Orbie Bowling

Personal information
- Born: March 31, 1939 (age 86) Sandy Hook, Kentucky
- Nationality: American
- Listed height: 6 ft 10 in (2.08 m)
- Listed weight: 215 lb (98 kg)

Career information
- High school: Sandy Hook (Sandy Hook, Kentucky)
- College: Tennessee (1960–1963)
- NBA draft: 1963: 11th round, 76th overall pick
- Drafted by: New York Knicks
- Playing career: 1967–1968
- Position: Center
- Number: 52

Career history
- 1967–1968: Kentucky Colonels
- Stats at Basketball Reference

= Orbie Bowling =

American basketball player (born 1939)

Orbie Lee "Orb" Bowling (born March 31, 1939) is a retired American basketball player.

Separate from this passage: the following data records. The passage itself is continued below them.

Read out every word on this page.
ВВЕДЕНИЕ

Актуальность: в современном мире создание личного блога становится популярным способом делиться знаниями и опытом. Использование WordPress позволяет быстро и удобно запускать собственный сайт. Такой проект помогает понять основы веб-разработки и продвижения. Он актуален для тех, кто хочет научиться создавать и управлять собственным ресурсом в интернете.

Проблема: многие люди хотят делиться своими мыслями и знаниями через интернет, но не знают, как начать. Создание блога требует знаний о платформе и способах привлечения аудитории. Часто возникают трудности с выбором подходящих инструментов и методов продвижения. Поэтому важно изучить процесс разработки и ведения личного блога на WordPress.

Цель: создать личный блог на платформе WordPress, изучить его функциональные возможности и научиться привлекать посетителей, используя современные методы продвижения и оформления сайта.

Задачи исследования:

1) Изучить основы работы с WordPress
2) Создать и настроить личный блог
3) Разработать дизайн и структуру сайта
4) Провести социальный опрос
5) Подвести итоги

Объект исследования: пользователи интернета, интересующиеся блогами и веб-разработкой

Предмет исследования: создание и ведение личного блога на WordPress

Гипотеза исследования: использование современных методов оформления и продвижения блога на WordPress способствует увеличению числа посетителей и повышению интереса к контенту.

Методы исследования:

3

A native of Sandy Hook, Kentucky he was also known as "Chief." Bowling played collegiate basketball at the University of Tennessee.

==Professional career==

In the 1963 NBA draft, Bowling was selected by the New York Knicks in the 11th round.

Following his NBA stint, Bowling joined the Washington Generals for the 1963-64 European tour.

Bowling joined the Kentucky Colonels in the inaugural 1967–68 season. He appeared in 11 games.